Coffin-Lowry syndrome. Its association with congenitally narrow cervical canal and myelomalacia

Main Article Content

Adrián García-Suárez
Arie Benoit Dansac-Rivera

Keywords

Coffin-Lowry syndrome, RPS6KA3 protein kinase, Intellectual disability, Ligaments, Spinal diseases

Abstract

Background: Typical clinical features of the Coffin-Lowry syndrome include facies with hypertelorism, small nose, wide mouth, full and everted lips; short stature, mental retardation, pectus deformity, mitral valve dysfunction, hippocampal and cerebellar involvement, hearing loss and spinal disorders such as kyphosis and scoliosis. Due to its scarce incidence, it is difficult making an early diagnosis. The aim of this report was to document the anatomical peculiarities identified during the surgical treatment of a patient with this syndrome.

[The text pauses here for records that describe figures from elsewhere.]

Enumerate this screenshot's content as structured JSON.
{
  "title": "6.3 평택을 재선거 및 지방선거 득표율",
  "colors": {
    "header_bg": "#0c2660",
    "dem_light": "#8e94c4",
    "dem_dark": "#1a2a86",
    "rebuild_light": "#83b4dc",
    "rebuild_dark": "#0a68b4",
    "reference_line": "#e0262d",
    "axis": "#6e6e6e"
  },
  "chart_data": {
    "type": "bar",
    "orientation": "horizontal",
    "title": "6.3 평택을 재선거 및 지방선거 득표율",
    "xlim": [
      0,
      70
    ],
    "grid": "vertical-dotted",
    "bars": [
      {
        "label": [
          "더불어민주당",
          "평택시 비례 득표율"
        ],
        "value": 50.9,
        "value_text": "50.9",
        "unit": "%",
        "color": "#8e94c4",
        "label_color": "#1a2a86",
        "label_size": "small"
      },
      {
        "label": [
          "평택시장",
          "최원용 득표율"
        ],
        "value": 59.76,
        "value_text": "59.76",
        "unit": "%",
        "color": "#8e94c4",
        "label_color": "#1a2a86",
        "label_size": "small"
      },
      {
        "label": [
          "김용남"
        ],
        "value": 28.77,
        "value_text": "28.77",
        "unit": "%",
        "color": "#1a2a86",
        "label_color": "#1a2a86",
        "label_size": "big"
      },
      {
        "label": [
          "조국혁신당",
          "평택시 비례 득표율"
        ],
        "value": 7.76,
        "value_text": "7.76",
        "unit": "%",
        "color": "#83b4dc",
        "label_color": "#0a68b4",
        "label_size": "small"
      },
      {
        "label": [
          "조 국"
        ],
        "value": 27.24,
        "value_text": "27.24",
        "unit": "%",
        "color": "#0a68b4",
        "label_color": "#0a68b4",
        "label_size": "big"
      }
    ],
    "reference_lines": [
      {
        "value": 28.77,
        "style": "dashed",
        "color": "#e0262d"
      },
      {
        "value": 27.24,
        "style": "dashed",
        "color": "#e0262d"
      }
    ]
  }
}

Clinical case: Male patient with Coffin-Lowry syndrome who evolved with narrow cervical canal plus myelomalacia at short age, making decompression from C3 to C6 and instrumentation from C2 to C7 necessary. During the surgery, in addition to calcification of the yellow ligament, adhesions on the dura mater from C4 to C4, dark purplish color in this area and hourglass-shaped thinning were found; the ends at C3 and C6 were normal. The purpose of the surgery was to stop the myopathy. Post-operatively, the patient had pulmonary complications; at the sixth day he passed away due to ventilatory complications and inadequate secretion control.

Conclusions: The Coffin-Lowry syndrome is a rare diagnosis in our country; neurological involvement at the spinal level is characterized by kyphosis or scoliosis; for its diagnosis, an adequate medical history and a karyotype are necessary.